Vicenza romana comincia a cambiare e ad avviarsi verso la fine della sua vita dopo la metà del quarto secolo dopo Cristo (qui tutte le puntate di “La Vicenza del passato”, ndr). Il cambiamento non è radicale come quello verificatosi a cavallo delle due ere ad opera prima della Repubblica e poi dell’Impero e che ha fatto diventare un villaggio di paleoveneti un oppidum con tutte le caratteristiche di una città romana. Vicetia resta, infatti, sostanzialmente immutata e le novità si limitano appena a due, entrambe legate all’arrivo in città del Cristianesimo. La nuova religione è il più rilevante elemento innovatore della città dopo la sua romanizzazione.
Sono due chiese a cambiare, seppur marginalmente, l’immagine della città, inserendovi due edifici di culto che non hanno alcunché di romano nella loro ideologicamente semplice morfologia, così lontana dalla maestosità di un Foro o di un Capitolium.
La chiesa dedicata ai santi Felice e Fortunato, i fratelli vicentini martirizzati ad Aquileia, prende gradualmente il posto di una delle necropoli extra urbane, quella che occupa l’area a lato del ramo della Via Postumia verso Verona. I primi cristiani vi inumano i loro morti a fianco dei pagani, poi arrivano le spoglie di san Felice (il fratello, invece, finisce a Chioggia) e, sopra al suo sepolcro, si costruiscono edifici sempre più grandi passando dalla semplice aula alla chiesa a tre navate.
L’altro edificio di culto si innesta invece in pieno centro, a un passo dal Foro, sovrapponendosi a una domus in un’area fra le più lussuose della città. Curiosa questa trasformazione dal civile al religioso proprio in un punto in cui il tessuto urbano è storicamente destinato a zona residenziale. La disomogeinità fra i due stili architettonici dev’essere stata violenta e quindi difficilmente spiegabile.
Siamo alla fine del Trecento dopo Cristo e l’antica Vicenza comincia a perdere le stigmate di città romana. La vita dei vicentini non cambia subito perché l’economia locale tiene e la sua posizione lungo la via che congiunge Aquileia e Milano la rende militarmente e commercialmente un centro importante. Ma fra la fine del II e i primi decenni del III secolo anche Vicetia, come gran parte dei municipia, è stata colpita da una grave crisi economica che comporta l’arrivo di curatores rei publicae, cioè di “commissari straordinari” di nomina imperiale che prendono il posto dei quattuorviri, i magistrati locali.

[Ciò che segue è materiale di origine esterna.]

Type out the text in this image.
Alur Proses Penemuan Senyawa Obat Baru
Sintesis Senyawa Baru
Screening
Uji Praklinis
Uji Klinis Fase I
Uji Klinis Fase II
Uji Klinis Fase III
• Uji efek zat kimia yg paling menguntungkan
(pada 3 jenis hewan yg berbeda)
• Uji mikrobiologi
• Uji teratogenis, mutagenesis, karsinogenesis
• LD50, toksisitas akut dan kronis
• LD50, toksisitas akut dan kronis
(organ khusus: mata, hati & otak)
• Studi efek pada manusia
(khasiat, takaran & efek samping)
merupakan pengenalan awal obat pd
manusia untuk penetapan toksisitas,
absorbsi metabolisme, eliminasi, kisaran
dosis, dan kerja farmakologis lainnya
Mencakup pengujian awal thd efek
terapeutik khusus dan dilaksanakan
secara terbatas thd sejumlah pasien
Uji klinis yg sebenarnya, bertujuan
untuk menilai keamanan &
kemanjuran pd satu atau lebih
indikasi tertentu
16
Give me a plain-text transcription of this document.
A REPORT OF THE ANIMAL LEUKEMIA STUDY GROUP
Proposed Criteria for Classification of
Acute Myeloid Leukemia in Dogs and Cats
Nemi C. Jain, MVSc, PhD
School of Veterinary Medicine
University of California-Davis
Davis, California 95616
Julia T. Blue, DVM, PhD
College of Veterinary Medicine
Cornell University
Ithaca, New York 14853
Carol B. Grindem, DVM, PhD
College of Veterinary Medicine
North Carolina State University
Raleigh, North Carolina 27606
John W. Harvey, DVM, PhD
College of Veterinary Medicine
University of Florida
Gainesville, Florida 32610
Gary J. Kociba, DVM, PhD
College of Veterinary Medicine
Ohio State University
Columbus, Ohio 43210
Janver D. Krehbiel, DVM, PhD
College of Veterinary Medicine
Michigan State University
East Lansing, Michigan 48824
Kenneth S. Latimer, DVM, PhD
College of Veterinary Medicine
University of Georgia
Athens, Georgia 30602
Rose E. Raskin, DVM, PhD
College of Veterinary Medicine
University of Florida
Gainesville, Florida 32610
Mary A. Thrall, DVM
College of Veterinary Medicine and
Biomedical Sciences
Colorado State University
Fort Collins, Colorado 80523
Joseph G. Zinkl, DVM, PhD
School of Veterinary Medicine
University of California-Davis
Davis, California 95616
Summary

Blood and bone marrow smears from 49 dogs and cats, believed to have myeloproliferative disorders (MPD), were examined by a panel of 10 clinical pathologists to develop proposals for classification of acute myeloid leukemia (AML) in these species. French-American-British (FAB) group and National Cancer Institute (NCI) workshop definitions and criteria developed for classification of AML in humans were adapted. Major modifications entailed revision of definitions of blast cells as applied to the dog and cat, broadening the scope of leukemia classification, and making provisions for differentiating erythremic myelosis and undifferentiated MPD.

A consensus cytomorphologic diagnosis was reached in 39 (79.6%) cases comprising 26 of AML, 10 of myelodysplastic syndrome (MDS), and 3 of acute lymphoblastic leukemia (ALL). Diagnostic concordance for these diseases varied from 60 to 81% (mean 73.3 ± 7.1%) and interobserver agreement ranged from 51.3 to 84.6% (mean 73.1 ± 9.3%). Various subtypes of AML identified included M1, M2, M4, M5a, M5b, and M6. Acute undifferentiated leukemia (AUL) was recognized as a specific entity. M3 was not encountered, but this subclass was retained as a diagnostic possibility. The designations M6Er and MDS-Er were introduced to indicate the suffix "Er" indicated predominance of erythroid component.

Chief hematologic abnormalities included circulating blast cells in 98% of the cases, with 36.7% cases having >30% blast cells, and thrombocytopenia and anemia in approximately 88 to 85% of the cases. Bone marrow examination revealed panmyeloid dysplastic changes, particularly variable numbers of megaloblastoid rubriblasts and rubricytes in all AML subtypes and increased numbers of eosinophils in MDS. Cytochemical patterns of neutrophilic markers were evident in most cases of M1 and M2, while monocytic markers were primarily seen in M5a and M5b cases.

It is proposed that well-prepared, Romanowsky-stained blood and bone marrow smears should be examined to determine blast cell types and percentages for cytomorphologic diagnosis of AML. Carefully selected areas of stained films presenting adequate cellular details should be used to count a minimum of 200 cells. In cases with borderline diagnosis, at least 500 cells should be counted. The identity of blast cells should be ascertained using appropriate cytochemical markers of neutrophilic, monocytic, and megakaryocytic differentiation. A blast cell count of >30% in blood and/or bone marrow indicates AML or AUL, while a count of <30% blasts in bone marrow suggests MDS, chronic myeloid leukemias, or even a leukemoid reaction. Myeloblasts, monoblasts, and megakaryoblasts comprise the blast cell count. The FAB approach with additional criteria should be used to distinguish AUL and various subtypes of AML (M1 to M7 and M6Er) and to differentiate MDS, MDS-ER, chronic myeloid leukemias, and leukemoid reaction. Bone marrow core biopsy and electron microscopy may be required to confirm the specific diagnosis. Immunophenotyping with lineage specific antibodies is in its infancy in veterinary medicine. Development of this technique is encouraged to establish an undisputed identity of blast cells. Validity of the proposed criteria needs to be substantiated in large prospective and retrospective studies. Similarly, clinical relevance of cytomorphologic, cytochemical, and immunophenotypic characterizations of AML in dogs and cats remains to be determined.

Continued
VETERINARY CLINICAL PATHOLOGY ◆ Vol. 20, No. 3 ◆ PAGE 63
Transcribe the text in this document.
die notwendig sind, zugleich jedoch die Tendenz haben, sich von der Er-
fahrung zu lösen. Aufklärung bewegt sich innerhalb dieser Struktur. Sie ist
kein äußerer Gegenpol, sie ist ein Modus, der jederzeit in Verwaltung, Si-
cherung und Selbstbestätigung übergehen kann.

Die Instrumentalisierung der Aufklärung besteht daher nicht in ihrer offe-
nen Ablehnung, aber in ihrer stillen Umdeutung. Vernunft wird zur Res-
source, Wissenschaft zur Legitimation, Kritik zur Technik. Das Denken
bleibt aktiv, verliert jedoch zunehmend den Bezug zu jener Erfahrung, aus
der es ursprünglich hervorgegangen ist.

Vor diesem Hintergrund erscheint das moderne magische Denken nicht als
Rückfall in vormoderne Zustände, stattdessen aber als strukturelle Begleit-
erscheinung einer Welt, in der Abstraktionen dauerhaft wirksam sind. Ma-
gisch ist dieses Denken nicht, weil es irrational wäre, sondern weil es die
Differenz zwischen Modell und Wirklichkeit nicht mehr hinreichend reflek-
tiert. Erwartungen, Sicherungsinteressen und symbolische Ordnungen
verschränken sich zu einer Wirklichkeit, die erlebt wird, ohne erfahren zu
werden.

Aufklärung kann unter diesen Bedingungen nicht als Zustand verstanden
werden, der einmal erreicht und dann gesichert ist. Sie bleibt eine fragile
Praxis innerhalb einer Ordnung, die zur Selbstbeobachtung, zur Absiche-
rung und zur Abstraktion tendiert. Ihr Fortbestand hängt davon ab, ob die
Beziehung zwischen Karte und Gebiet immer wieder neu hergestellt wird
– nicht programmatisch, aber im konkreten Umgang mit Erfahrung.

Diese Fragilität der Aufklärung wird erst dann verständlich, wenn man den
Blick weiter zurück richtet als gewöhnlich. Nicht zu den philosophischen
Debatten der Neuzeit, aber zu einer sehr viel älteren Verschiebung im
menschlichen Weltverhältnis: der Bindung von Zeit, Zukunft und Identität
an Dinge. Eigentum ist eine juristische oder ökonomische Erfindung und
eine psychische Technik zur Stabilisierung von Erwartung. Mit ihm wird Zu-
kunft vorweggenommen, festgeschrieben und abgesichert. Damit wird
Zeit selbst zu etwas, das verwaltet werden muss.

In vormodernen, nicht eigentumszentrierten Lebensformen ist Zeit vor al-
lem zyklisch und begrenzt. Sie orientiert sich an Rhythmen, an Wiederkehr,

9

Nei secoli seguenti Vicenza scompare dalla scena della storia ma non ci sono tracce di decadenza urbana anche se il contesto sta mutando rapidamente e cresce ovunque la instabilità conseguente alla crisi dell’Impero romano. La città è però degna di una sosta dell’imperatore Teodosio che proprio nell’occasione, il 27 maggio 391, emana tre costituzioni del Codice che porta il suo nome.
Vicenza si salva anche dalle prime invasioni barbariche dei Goti e degli Alemanni ma non da quella degli Unni di Attila a metà del quinto secolo. Si riprende però subito e, anzi, ne consegue un fervore edilizio e sociale testimoniati dalla ricostruzione della Basilica di san Felice e Fortunato, finanziata anche da sponsor quali erano i fedeli ricordati nel pavimento musivo dell’epoca. Allo stesso periodo risalgono i mosaici più belli della Vicenza romana, rinvenuti sotto piazza Biade, che rappresentano scene di caccia in immagini policrome.
Ma questi sono davvero gli ultimi anni di vita di Vicetia. La città decade progressivamente, si riduce l’abitato, diminuisce la popolazione. La ricca città con un teatro da cinquemila posti, un acquedotto lungo sette chilometri, mura e ponti, strade lastricate, terme e domus eleganti torna il villaggio paleoveneto che era stato prima della romanizzazione.
Lo si deduce dalla stratigrafia. Come si legge in “Vicenza romana” (a cura di Franco Mattiello. Edizioni Messaggero) “la scarsa crescita stratigrafica è forse indice di una vita meno florida di altre città vicine come Verona e Padova. Con la caduta dell’Impero di Occidente nel 476 d.C. gli edifici di Vicenza romana vengono progressivamente abbandonati e rasi al suolo. La città si trasforma in una comunità più agraria che urbana; gli spessori di terra nera che giacciono sulle vecchie pavimentazioni romane sono il risultato dello scarico in situ di materiali prevalentemente vegetali e per un periodo Vicenza torna a essere un insediamento di capanne di legno”.
Una Vicenza bella come quella romana ci sarà solo mille anni dopo, quando un giovane architetto padovano rivestirà i palazzi della città proprio con quelle architetture monumentali che l’avevano abbellita durante il dominio di Roma.